Why is it okay for us, as a couple, to go out with the intent to get laid, but not for single men? We all know the score in this activity and bring it on no matter what your relationship status is, as long as no one is lying in their pursuit to have some fun. I just will never get why that people/couples make assumptions about single men and their motives. We are all looking for alternative sex. Somehow, a single man can get all sorts of motives and negativity attached to them for pursuing the same thing I, as part of a couple, am.
Single men do have a part or role in the lifestyle, for some of us couples. Perhaps not for all, obviously, but for some of us. As such, it gets a bit tiresome to see the bashing. Yes, some single men suck. And not in a good way.

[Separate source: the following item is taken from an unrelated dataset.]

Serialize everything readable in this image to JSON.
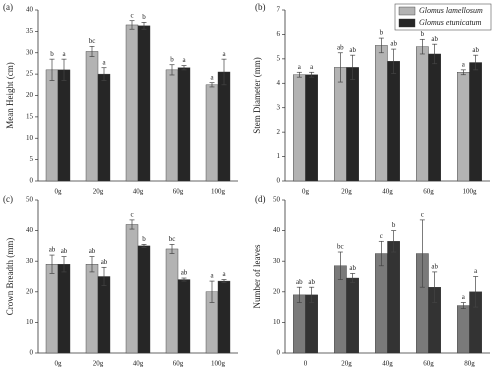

But as I've said in other threads, I personally have had more issues with couples and a single woman being rude, pushy, offensive and any other form of jerk than I have had with single men as a group.
And if a single guy wanted to be there for the hard parts, he'd then be accused of trying to cowboy off the guy's wife, or wanting her to cheat with him, or trying to make a permanent threesome arrangement, or wanting a relationship. My spouse signed on for the scut work of marriage, as did I. If we are playing with a single male, we are doing it because it's fun sex, not because we want an extra set of hands with the normal marital work. Seems like a win-win if the average single male is looking for some fun and we are looking for some fun.
Single men, good or bad, just aren't going to catch a break from some. Nice.